The Lib Dem leader also used his speech to set out a vision of a "liberal future" for Britain after the "Brexit nightmare" has been stopped, vowing to "restore a sense of fairness and opportunity to a country where both have been lost".
He set out plans, announced at the weekend, to set up a £100bn citizens' fund to spread the UK's wealth more evenly, paid for, in part, by abolishing inheritance tax and replacing it with a "levy on large financial gifts received over a lifetime".
The Lib Dems would also increase taxes on the wealthy, tackle homelessness, solve the housing crisis and combat racism, while controlling immigration, he said, referring to his "personal experience of racism" in the late 1960s.
"My wife and children were being denounced as people whose very presence here would lead to rivers foaming with blood.
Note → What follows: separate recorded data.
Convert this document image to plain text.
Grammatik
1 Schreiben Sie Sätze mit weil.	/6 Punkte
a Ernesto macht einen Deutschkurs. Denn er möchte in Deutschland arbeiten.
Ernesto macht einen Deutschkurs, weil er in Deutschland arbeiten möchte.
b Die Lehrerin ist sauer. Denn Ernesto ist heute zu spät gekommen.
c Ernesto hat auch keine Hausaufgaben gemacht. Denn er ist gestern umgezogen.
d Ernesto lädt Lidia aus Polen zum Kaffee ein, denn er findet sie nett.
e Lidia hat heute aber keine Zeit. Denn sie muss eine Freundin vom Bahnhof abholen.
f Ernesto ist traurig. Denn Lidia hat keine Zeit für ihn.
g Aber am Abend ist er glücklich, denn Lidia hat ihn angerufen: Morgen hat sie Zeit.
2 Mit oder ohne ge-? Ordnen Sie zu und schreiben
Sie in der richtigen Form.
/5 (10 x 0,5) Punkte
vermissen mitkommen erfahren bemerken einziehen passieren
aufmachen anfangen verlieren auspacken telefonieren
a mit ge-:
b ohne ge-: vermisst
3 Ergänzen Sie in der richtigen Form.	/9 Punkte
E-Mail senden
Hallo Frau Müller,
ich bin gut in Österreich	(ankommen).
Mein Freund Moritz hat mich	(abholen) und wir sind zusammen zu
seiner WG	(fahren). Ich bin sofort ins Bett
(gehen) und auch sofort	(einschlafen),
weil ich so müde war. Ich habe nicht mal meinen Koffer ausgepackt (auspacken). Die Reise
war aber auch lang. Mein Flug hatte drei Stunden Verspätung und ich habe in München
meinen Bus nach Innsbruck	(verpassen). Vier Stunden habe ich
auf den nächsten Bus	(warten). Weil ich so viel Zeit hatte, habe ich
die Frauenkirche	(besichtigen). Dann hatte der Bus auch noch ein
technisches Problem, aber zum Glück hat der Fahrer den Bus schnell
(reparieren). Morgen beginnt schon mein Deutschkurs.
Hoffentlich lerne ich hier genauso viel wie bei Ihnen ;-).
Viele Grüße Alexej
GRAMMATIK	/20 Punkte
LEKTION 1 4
And I was thrown out of the parental home," he told his party conference.
Sir Vince also used his speech to set out plans to transform his party, which has 12 MPs and has languished in the opinion polls since being in coalition with the Tories, into a "movement for moderates" and open up its next leadership contest to non-MPs.
He said the party was still "very pale and very male", adding: "We must change that and keep growing."